Moscovo pede a Kiev decisões que permitam acabar com a guerra

Rússia garante que continuará com a sua ofensiva militar na Ucrânia até atingir os seus objetivos.

A Rússia apelou, esta quinta-feira, às autoridades ucranianas para que pensem no destino do país e do seu povo e tomem as decisões que permitam acabar com a "operação militar especial" iniciada por Moscovo há três semanas.

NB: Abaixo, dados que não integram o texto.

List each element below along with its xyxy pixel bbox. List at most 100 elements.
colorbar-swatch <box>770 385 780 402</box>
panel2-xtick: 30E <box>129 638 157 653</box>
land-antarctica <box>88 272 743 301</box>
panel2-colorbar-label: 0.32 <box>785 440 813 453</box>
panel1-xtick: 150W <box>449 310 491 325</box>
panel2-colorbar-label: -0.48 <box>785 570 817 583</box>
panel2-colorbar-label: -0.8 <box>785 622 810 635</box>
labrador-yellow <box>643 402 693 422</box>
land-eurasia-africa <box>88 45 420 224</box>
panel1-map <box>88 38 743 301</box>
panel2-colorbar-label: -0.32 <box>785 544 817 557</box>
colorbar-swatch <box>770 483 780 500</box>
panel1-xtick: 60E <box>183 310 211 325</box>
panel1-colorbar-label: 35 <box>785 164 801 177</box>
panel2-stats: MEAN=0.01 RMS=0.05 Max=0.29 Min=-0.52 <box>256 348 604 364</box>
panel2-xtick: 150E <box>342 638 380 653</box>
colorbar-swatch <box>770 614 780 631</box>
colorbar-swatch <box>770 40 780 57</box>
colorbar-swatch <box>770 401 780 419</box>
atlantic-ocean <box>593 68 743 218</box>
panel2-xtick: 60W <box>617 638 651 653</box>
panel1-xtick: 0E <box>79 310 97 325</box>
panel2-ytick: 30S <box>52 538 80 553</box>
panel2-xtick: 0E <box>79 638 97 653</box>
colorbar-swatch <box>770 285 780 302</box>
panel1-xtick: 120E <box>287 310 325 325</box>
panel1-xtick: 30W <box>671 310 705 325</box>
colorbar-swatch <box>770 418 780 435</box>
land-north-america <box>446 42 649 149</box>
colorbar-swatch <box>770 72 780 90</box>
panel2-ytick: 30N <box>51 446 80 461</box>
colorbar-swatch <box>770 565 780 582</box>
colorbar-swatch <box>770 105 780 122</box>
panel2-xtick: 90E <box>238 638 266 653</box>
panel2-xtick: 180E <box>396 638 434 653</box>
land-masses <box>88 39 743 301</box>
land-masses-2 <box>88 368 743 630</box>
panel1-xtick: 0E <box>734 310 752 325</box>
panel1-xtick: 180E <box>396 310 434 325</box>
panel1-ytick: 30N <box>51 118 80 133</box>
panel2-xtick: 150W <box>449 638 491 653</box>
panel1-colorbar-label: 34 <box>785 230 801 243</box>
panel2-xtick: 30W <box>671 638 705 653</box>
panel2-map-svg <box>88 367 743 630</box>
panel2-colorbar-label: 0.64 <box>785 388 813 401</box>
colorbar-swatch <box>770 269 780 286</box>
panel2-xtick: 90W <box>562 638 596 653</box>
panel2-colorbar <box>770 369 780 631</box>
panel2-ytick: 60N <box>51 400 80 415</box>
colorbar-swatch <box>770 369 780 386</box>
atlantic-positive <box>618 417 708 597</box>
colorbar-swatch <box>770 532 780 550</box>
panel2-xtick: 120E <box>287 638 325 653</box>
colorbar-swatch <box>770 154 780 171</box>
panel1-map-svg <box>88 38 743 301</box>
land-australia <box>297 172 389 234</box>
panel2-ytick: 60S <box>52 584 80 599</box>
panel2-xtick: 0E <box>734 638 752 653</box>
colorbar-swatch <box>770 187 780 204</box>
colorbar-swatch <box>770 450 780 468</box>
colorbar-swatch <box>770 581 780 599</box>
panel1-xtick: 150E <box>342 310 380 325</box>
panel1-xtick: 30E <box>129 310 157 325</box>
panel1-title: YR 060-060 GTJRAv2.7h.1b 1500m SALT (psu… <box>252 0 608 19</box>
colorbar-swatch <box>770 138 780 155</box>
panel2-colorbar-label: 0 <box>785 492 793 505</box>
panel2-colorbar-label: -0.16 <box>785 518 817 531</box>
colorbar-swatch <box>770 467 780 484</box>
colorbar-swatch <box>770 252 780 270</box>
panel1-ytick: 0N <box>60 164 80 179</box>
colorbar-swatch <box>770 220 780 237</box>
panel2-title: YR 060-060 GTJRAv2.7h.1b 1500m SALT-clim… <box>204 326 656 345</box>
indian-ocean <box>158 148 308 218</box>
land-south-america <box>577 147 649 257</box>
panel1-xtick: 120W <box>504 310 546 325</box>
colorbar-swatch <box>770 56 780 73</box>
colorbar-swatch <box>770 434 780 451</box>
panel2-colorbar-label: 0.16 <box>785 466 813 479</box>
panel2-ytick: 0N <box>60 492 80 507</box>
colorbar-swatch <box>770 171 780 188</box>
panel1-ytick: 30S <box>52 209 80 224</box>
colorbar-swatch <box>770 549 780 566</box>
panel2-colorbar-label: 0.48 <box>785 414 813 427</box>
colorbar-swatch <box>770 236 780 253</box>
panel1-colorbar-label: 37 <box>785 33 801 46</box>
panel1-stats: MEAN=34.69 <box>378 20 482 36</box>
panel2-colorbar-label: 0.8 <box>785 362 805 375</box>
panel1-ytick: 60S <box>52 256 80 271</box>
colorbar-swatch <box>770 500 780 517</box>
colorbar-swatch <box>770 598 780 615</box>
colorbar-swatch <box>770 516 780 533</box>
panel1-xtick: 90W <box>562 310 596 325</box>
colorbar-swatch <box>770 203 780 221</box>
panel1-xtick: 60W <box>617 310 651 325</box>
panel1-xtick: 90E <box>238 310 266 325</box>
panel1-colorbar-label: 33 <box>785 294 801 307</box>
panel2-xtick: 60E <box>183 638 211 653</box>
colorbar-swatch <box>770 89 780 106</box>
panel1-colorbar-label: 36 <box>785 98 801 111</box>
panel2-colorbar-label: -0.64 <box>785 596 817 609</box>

"Instamos o regime [do Presidente Volodymyr] Zelensky a pensar sobre o destino do país, do seu povo, a tirar as conclusões correspondentes e a tomar as decisões pertinentes", disse a porta-voz do Ministério dos Negócios Estrangeiros russo, Maria Zakharova, no seu encontro semanal com a imprensa, em Moscovo.

Moscovo exige que Kiev renuncie à península da Crimeia, anexada pela Rússia em 2014, e aos territórios separatistas do Donbass (leste), bem como garantias de que a Ucrânia manterá o estatuto de país não-nuclear e não será membro da NATO.

As duas partes estão envolvidas em conversações sobre um acordo de paz, que decorrem por videoconferência desde segunda-feira, depois de terem realizado três encontros presenciais na Bielorrússia.

"Atualmente, [as negociações] prosseguem em formato de videoconferência e há discussões sobre questões militares, políticas e humanitárias", disse Zakharova, citada pela agência espanhola EFE.

Zakharova também acusou Kiev de "cometer atrocidades" contra a população pró-russa no Donbass e criticou o Ocidente por não reagir.

De acordo com Moscovo, cerca de 20 pessoas foram mortas em Donetsk na segunda-feira, num alegado ataque ucraniano.

No Ocidente "ignoraram deliberadamente e mantiveram-se em silêncio sobre a recente atrocidade dos seus alunos ucranianos. Como se nada tivesse acontecido, como se nada se tivesse passado. Como se não tivesse havido um massacre de civis", disse Zakharova.

A porta-voz do ministério russo afirmou que a Ucrânia será responsabilizada pelas suas ações e acusou as autoridades ucranianas de tentarem "intimidar ainda mais a população", que disse estar descontente com a "destrutiva política antirrussa" de Kiev.

"Em 15 de março [o Presidente Volodymyr] Zelensky assinou uma lei sobre o colaboracionismo, que se destina a expandir significativamente a capacidade punitiva das autoridades", acrescentou.

Zakharova referia-se a uma lei que criminaliza o colaboracionismo com a Rússia, aprovada pelo parlamento ucraniano no início do mês.

A nova legislação impede que os que foram considerados colaboracionistas dos russos exerçam cargos públicos durante 15 anos, segundo noticiou esta semana a agência Interfax-Ucrânia.

A Rússia invadiu a Ucrânia em 24 de fevereiro, numa ofensiva condenada pela generalidade da comunidade internacional.

A guerra, que entro, esta quinta-feiram no 22.º dia, provocou um número por determinar de baixas civis e militares, além de mais de três milhões de refugiados, na pior crise do género na Europa desde a Segunda Guerra Mundial (1939-45).